Milton Friedman: What fascinates me so about economic systems is that the fundamental principles are so simple. You feel as if anybody could learn in two days the basic fundamentals of economics. They’re very simple. The elementary principles of economics are trivial:  People can spend their own money better than they can spend — more carefully than they’ll spend anybody else’s.  Buy low, sell high. Go down — the principles are very simple. And yet, it seems to be so hard for people to understand them. And people so often get them wrong. And the major reason they do — and this is what is really fascinating — is that almost always what’s true for the individual is the opposite of what’s true for everybody put together.

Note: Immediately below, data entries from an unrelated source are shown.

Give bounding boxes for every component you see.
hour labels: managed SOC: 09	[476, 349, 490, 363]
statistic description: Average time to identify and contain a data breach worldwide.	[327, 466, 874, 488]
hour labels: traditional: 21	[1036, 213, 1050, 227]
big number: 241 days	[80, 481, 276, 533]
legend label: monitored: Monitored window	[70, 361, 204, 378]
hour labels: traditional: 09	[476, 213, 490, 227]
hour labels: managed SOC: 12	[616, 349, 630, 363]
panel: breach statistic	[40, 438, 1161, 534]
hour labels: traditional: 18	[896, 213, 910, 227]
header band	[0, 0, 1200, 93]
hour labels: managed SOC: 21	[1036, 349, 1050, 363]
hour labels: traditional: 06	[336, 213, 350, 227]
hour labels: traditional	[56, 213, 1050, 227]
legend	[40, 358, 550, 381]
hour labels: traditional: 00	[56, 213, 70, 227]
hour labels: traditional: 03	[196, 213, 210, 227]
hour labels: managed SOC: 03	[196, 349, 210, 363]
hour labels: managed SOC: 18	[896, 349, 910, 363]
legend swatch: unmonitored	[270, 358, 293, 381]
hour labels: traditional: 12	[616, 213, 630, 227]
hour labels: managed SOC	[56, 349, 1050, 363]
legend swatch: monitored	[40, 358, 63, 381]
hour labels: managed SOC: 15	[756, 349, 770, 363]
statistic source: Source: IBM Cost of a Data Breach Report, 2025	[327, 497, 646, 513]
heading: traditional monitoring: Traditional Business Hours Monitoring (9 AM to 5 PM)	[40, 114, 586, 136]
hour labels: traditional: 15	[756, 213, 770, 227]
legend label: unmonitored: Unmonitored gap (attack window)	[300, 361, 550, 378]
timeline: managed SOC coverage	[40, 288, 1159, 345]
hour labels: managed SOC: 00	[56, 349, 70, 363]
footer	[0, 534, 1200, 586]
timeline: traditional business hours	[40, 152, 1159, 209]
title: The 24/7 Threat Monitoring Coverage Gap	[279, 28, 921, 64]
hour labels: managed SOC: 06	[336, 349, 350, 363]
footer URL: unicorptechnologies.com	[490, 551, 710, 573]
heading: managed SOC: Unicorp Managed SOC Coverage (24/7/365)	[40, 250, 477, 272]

You go down the street and you buy some strawberries. You think you can buy as many strawberries as you want at the price that’s posted. And you’re right. But let’s suppose everybody in the country tried to buy more strawberries. There wouldn’t be any more strawberries. The total quantity of strawberries is fixed. The price would have to go up.  So from the point of view of the individual, the quantity is variable and the price is fixed. For everybody together, the quantity is fixed and the price is variable. And what’s true for strawberries is true for almost everything you can think of. And that’s why, in my opinion, ordinary people are so subject to economic fallacies, because they tend to extrapolate from what’s true for them as an individual to what’s true for everybody. And almost always, that’s a wrong extrapolation.